If the risk of cancer (plus the other myriad health problems) isn’t enough of a reason to stop lighting up, check out this fact: Women who smoke tend have at least 5 percent less bone density at age 70 as opposed to women who don’t. Smoking affects your bone health in a number of ways. First, it reduces your body’s ability to absorb calcium, which is vital to building strong, healthy bones. Smoking also reduces the amount of estrogen the body produces. Estrogen is important to bone strength, but studies show that women who smoke tend to produce much less of the vital hormone and experience menopause earlier than those who don’t smoke. Ultimately, there is no good reason to smoke, and at least 206 reasons you shouldn’t.
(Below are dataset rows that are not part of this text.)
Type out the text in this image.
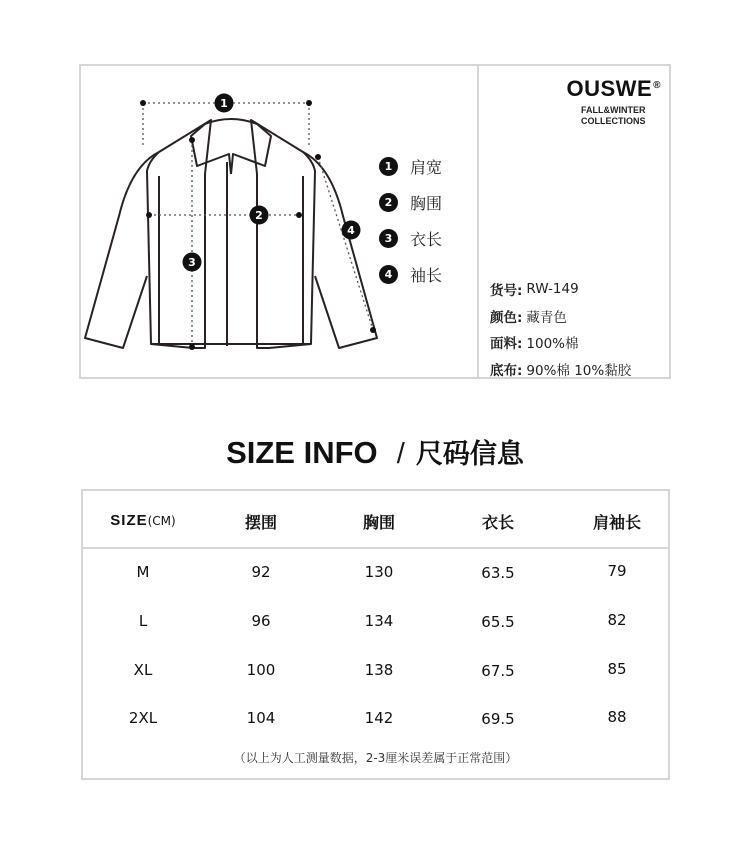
1
2
3
4
1	肩宽
2	胸围
3	衣长
4	袖长
OUSWE®
FALL&WINTER
COLLECTIONS
货号: RW-149
颜色: 藏青色
面料: 100%棉
底布: 90%棉 10%黏胶
SIZE INFO / 尺码信息
SIZE(CM)	摆围	胸围	衣长	肩袖长
M	92	130	63.5	79
L	96	134	65.5	82
XL	100	138	67.5	85
2XL	104	142	69.5	88
（以上为人工测量数据，2-3厘米误差属于正常范围）
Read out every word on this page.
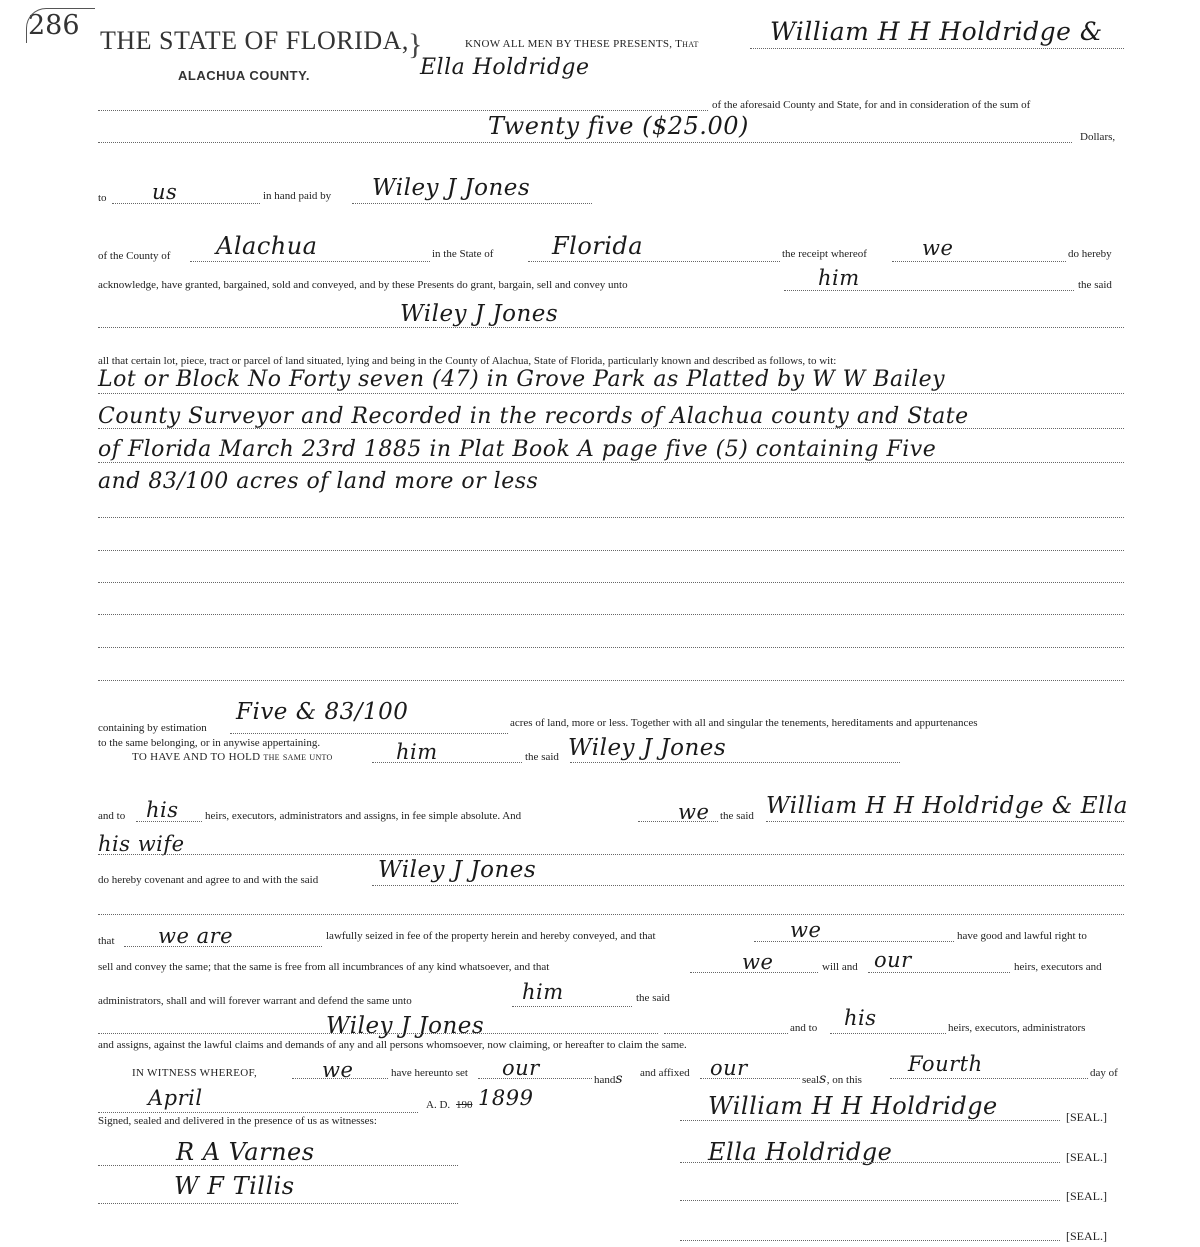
286 THE STATE OF FLORIDA, }
ALACHUA COUNTY.
KNOW ALL MEN BY THESE PRESENTS, That	William H H Holdridge &
Ella Holdridge
of the aforesaid County and State, for and in consideration of the sum of
Twenty five ($25.00)	Dollars,
to us	in hand paid by Wiley J Jones
of the County of Alachua	in the State of Florida	the receipt whereof	we	do hereby
acknowledge, have granted, bargained, sold and conveyed, and by these Presents do grant, bargain, sell and convey unto	him	the said
Wiley J Jones
all that certain lot, piece, tract or parcel of land situated, lying and being in the County of Alachua, State of Florida, particularly known and described as follows, to wit:
Lot or Block No Forty seven (47) in Grove Park as Platted by W W Bailey
County Surveyor and Recorded in the records of Alachua county and State
of Florida March 23rd 1885 in Plat Book A page five (5) containing Five
and 83/100 acres of land more or less
containing by estimation
Five & 83/100	acres of land, more or less. Together with all and singular the tenements, hereditaments and appurtenances
to the same belonging, or in anywise appertaining.
TO HAVE AND TO HOLD the same unto	him	the said Wiley J Jones
and to his heirs, executors, administrators and assigns, in fee simple absolute. And	we the said William H H Holdridge & Ella
his wife
do hereby covenant and agree to and with the said	Wiley J Jones
that we are	lawfully seized in fee of the property herein and hereby conveyed, and that	we	have good and lawful right to
sell and convey the same; that the same is free from all incumbrances of any kind whatsoever, and that	we	will and our	heirs, executors and
administrators, shall and will forever warrant and defend the same unto	him	the said
Wiley J Jones	and to his	heirs, executors, administrators
and assigns, against the lawful claims and demands of any and all persons whomsoever, now claiming, or hereafter to claim the same.
IN WITNESS WHEREOF,	we	have hereunto set our	hands and affixed our	seals, on this
Fourth	day of
April	A. D. 190 1899
Signed, sealed and delivered in the presence of us as witnesses:
R A Varnes
W F Tillis
William H H Holdridge	[SEAL.]
Ella Holdridge	[SEAL.]
[SEAL.]
[SEAL.]
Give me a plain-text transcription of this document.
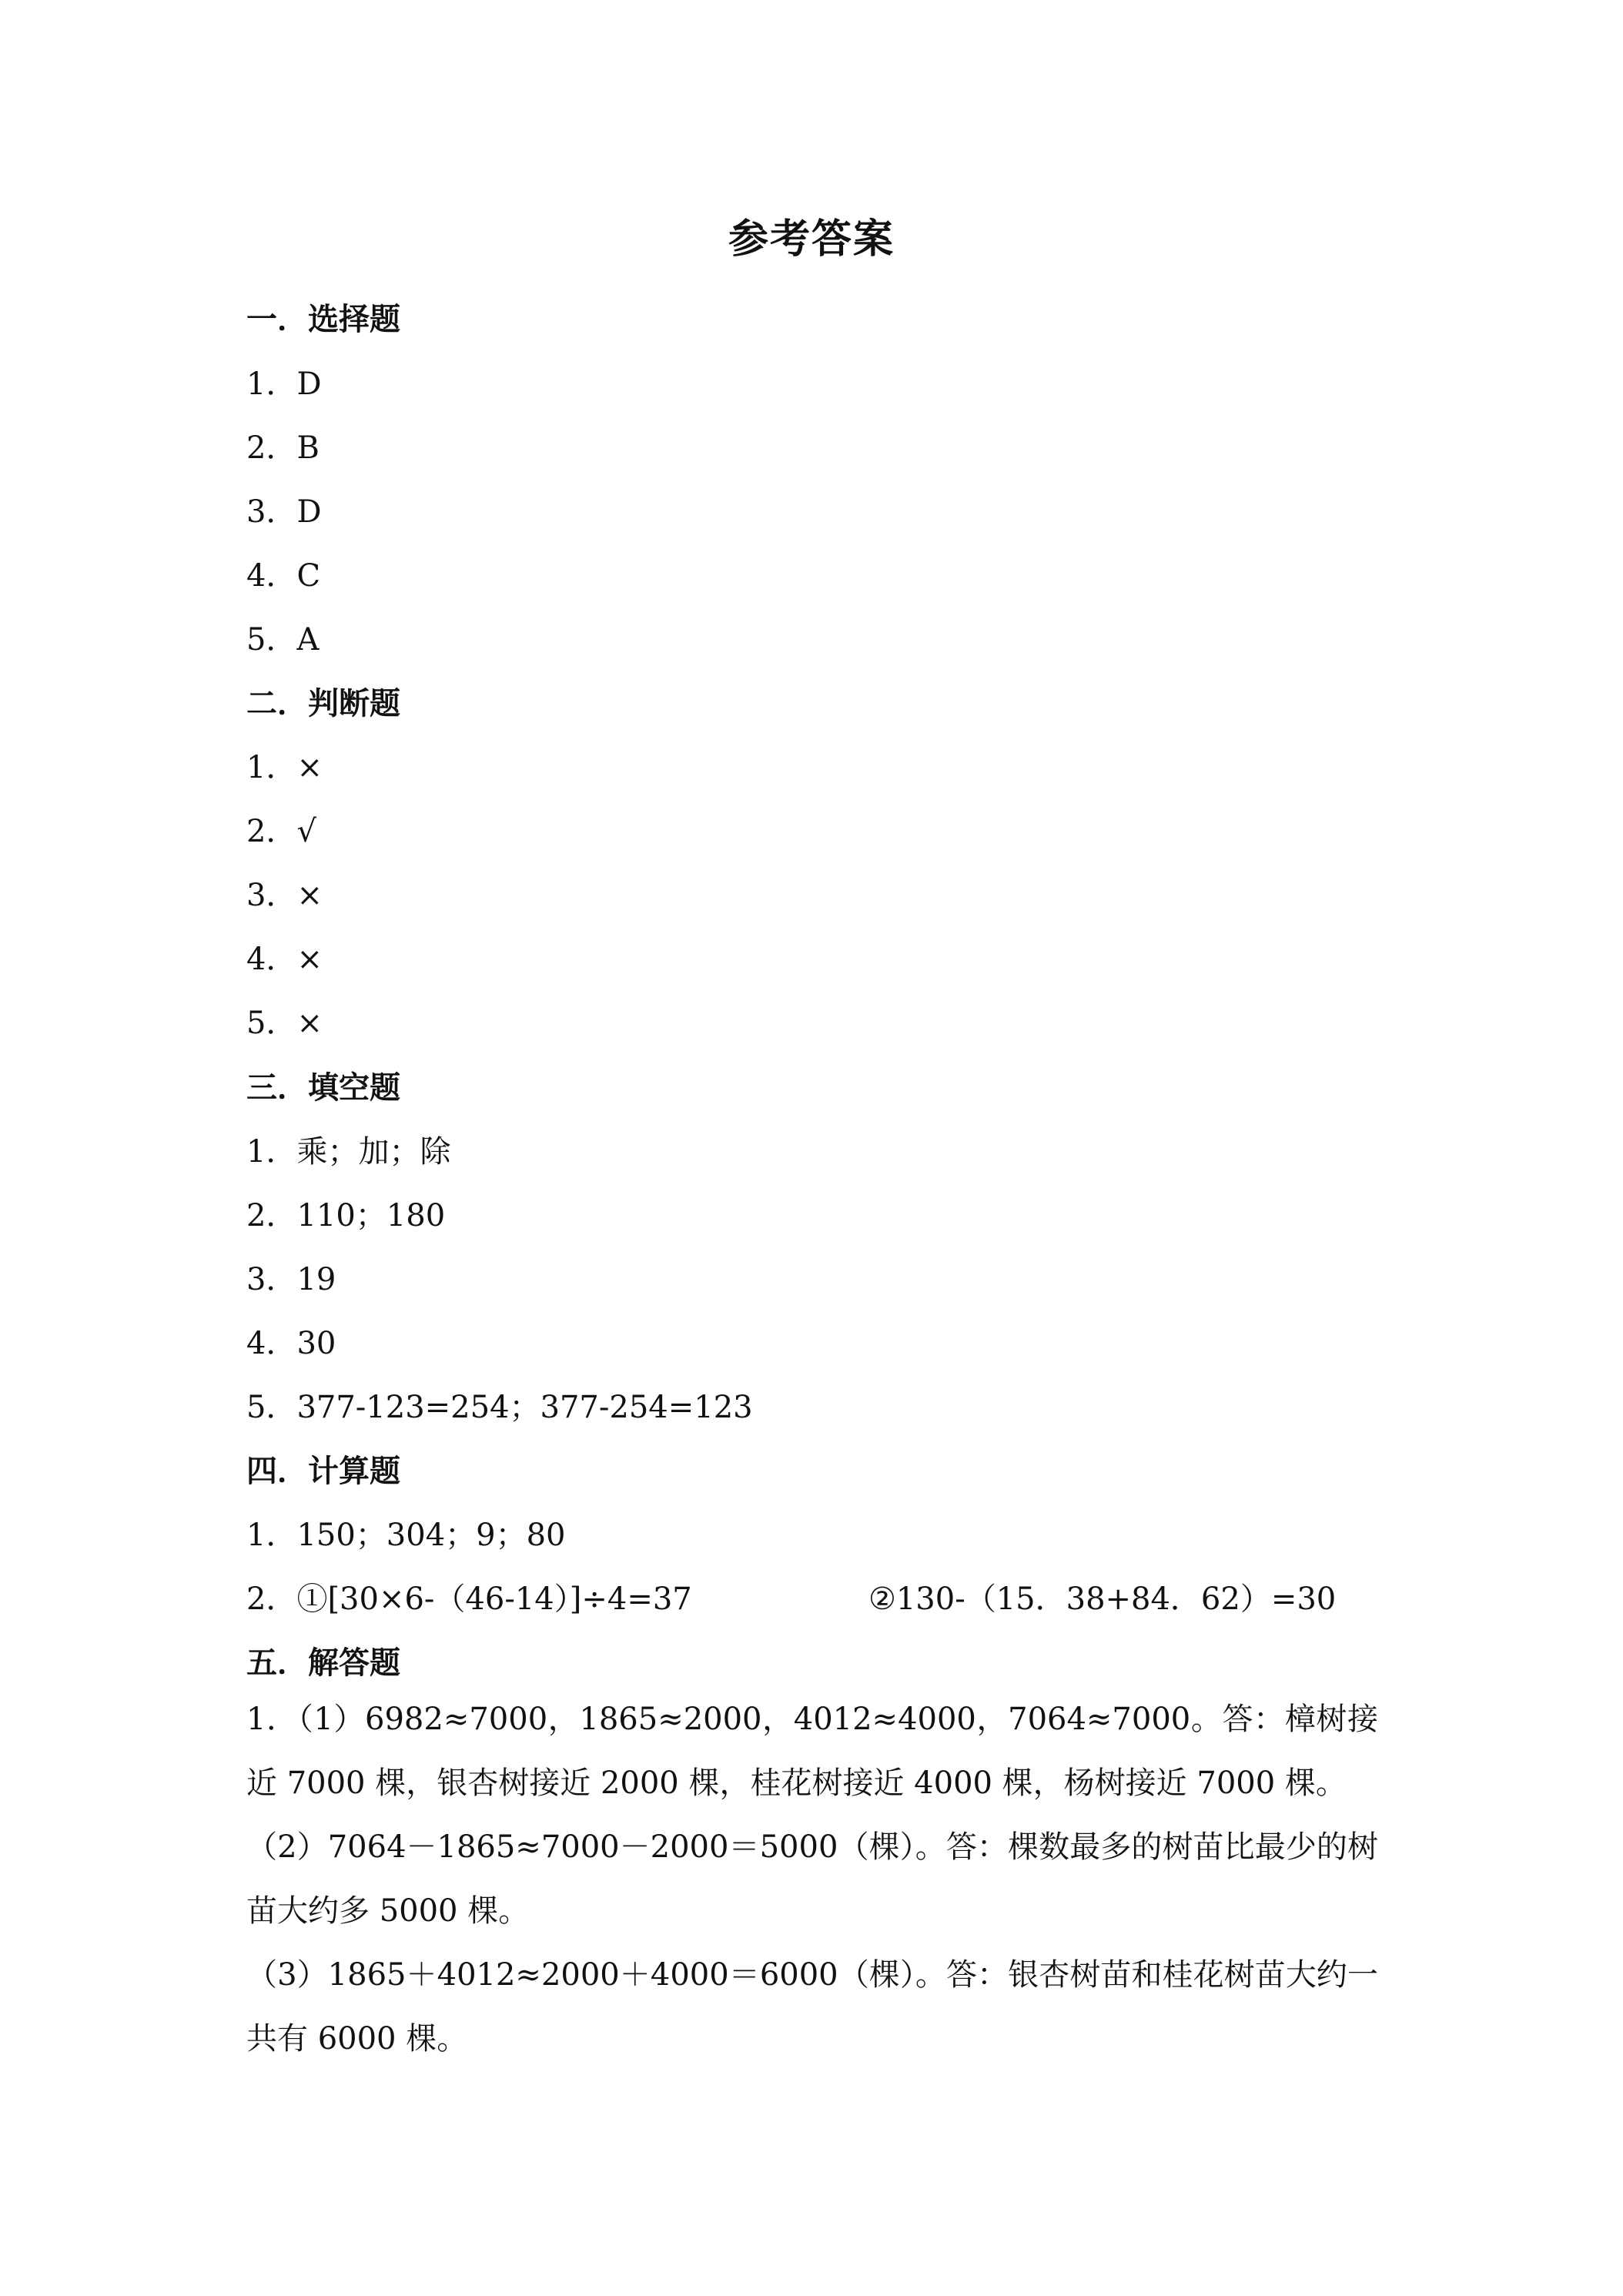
参考答案
一．选择题
1．D
2．B
3．D
4．C
5．A
二．判断题
1．×
2．√
3．×
4．×
5．×
三．填空题
1．乘；加；除
2．110；180
3．19
4．30
5．377-123=254；377-254=123
四．计算题
1．150；304；9；80
2．①[30×6-（46-14）]÷4=37	②130-（15．38+84．62）=30
五．解答题
1．（1）6982≈7000，1865≈2000，4012≈4000，7064≈7000。答：樟树接近 7000 棵，银杏树接近 2000 棵，桂花树接近 4000 棵，杨树接近 7000 棵。
（2）7064－1865≈7000－2000＝5000（棵）。答：棵数最多的树苗比最少的树苗大约多 5000 棵。
（3）1865＋4012≈2000＋4000＝6000（棵）。答：银杏树苗和桂花树苗大约一共有 6000 棵。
What you drink can also have a negative effect on your bone health. While studies show that moderate drinking — that is, one small alcoholic beverage each day — can actually improve bone health, drinking above moderate levels actually increases the risk of osteoporosis. Alcohol effects calcium absorption in a number of ways. It reduces the amount of vitamin D in the system, which is important for calcium absorption; it causes the body to create more hormones and magnesium, which deplete calcium reserves; and it stimulates the production of osteoclasts, which limit the production of new bone. It’s not just alcohol that causes weak bones, though. Drinking soda can also cause loss of bone density, as it contains phosphoric acid that prevents the absorption of calcium. Caffeine can have the same effect, causing the kidneys to flush calcium out of the system. Limit alcohol, caffeine and carbonated drinks in favor of water, milk or other calcium-enriched drinks for better bone health.

Lack of Exercise

Much like muscles that aren’t conditioned will become weak and flabby, bones that never experience any type of stress won’t be as strong. Bones need exercise in obone health2rder to grow stronger, so when you have a sedentary lifestyle, you’re increasing the chance of developing osteoporosis later on. In addition, not exercising causes the entire body to be weak, which increases the chance of an injury when you are active or experience a fall. This doesn’t mean you need to become a fixture at the local gym: Just 30 minutes of moderate exercise 5 to 6 days a week will help keep your bones (and your heart, your lungs and every other part of you) strong and healthy.

Inadequate Vitamin Intake

When you think about calcium, you probably think of it as a bone builder. That’s correct, but other parts of the body need this vital nutrient as well. Your heart, muscles and nerves all need calcium in order to function properly, and if they do not get it from the food you eat, they will begin taking calcium from your bones instead, causing them to weaken. Dairy products have high levels of calcium, but so do green leafy vegetables like kale, broccoli, some nuts and certain types of fish. If you cannot get the right amount of calcium from food, talk to your doctor about an appropriate supplement.

Inappropriate Footwear

Everyone loves the way that high heels look, but being a slave to fashion could cost you when it comes to bone health. Regularly wearing heels for extended periods can cause strain on the ankle joints and the bones of the legs and feet, weakening them over time. While occasionally wearing a pair of sexy stilettos won’t do too much damage, it’s best to make quality, supportive, well-fitting footwear a wardrobe staple. In the end, as with most chronic conditions, a healthy lifestyle is the key to avoiding osteoporosis longer and keeping your bones strong and healthy well into your golden years. You may not be able to do much about getting older or going through menopause, but if you eat right, exercise, stop smoking and limit alcohol, you will reduce your risk of a whole host of health issues.